Department of Community Medicine and School of Public Health, Post Graduate Institute of Medical Education and Research (PGIMER), Chandigarh, India.
Department of Internal Medicine, Post Graduate Institute of Medical Education and Research (PGIMER), Chandigarh, India.
Front Public Health. 2024 Sep 5;12:1407918. doi: 10.3389/fpubh.2024.1407918. eCollection 2024.
Knowledge of the risk of developing cardiovascular diseases (CVD) in the population is an important risk management strategy for the prevention of this disease. This is especially true for India, which has resource-restrained settings with an increased risk in a younger population for the development of the disease. An important modifiable risk factor for CVD is hypertension, with its influence on the development of CVD.
The data from the first wave of the Longitudinal Ageing Study in India (LASI) was used to calculate the 10-year CVD Risk Score among older adults ≥45 years using a WHO (2019) non-laboratory- based chart for South Asia. Univariate analysis was done using Pearson's chi-square test, and multivariable analysis using ordinal logistic regression. Categories of CVD risk score were considered as dependent variable. Socio-demographic variables, regular exercise, history of diabetes and hyperlipidaemia were considered as the independent variables. Relationship between CVD Risk score and hypertensives and self-reported hypertensives were presented using restricted cubic splines.

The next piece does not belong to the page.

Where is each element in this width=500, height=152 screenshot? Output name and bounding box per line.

Two-thirds (68.8%) of the population had a 10-year CVD risk of <10, and 2.8% had a risk of ≥20%. The self-reported hypertensives were distributed linearly in restricted cubic splines, with a more scattered distribution in higher scores, while actual hypertensives showed a sigmoid pattern. Urban residents (OR-0.88), being unmarried (OR-0.86), being in the richer (OR-0.94) and richest (OR-0.86) monthly expenditure (MPCE) quintile and exercising regularly (OR-0.68) decreased the odds of being in a higher CVD risk score. Less than primary schooling (1.21) and diabetics (1.69) had higher odds for a higher CVD risk score.
In this population, two-thirds had <10% risk for the development of CVD. The study shows a higher risk among rural, poor, and those with a lower education and lower CVD risk for those undertaking physical activity. The sigmoid pattern in actual hypertensives highlights the need for early detection. Even those with undiagnosed hypertension but with a higher BP had a similar risk for disease development, thus highlighting the need for an early detection of hypertension.
了解人群中心血管疾病 (CVD) 的发病风险是预防这种疾病的重要风险管理策略。对于印度来说,这一点尤为重要,因为印度资源有限,且其年轻人群的疾病发病风险增加。CVD 的一个重要可改变的危险因素是高血压,它对 CVD 的发展有影响。
使用来自印度纵向老龄化研究(LASI)第一波的数据,使用世界卫生组织(2019 年)南亚非实验室基础图表计算年龄在 45 岁及以上的老年人的 10 年 CVD 风险评分。使用 Pearson 卡方检验进行单变量分析,使用有序逻辑回归进行多变量分析。CVD 风险评分的类别被视为因变量。社会人口统计学变量、定期运动、糖尿病和高脂血症史被视为自变量。使用受限立方样条呈现 CVD 风险评分与高血压患者和自我报告的高血压患者之间的关系。
三分之二(68.8%)的人群 10 年 CVD 风险<10%,2.8%的人群风险≥20%。自我报告的高血压患者在受限立方样条中呈线性分布,高分时分布更为分散,而实际高血压患者呈 S 型模式。城市居民(OR-0.88)、未婚(OR-0.86)、收入较高(OR-0.94)和最高(OR-0.86)月支出(MPCE)五分位数和定期运动(OR-0.68)会降低处于较高 CVD 风险评分的可能性。受教育程度较低(OR-1.21)和糖尿病患者(OR-1.69)发生 CVD 风险评分较高的可能性较高。
在该人群中,三分之二的人 CVD 发病风险<10%。该研究表明,农村地区、贫困地区、受教育程度较低的人群以及进行体育活动的人群 CVD 风险较低。实际高血压患者的 S 型模式突出了早期检测的必要性。即使是那些未被诊断出患有高血压但血压较高的患者,其疾病发展的风险也相似,因此突出了早期检测高血压的必要性。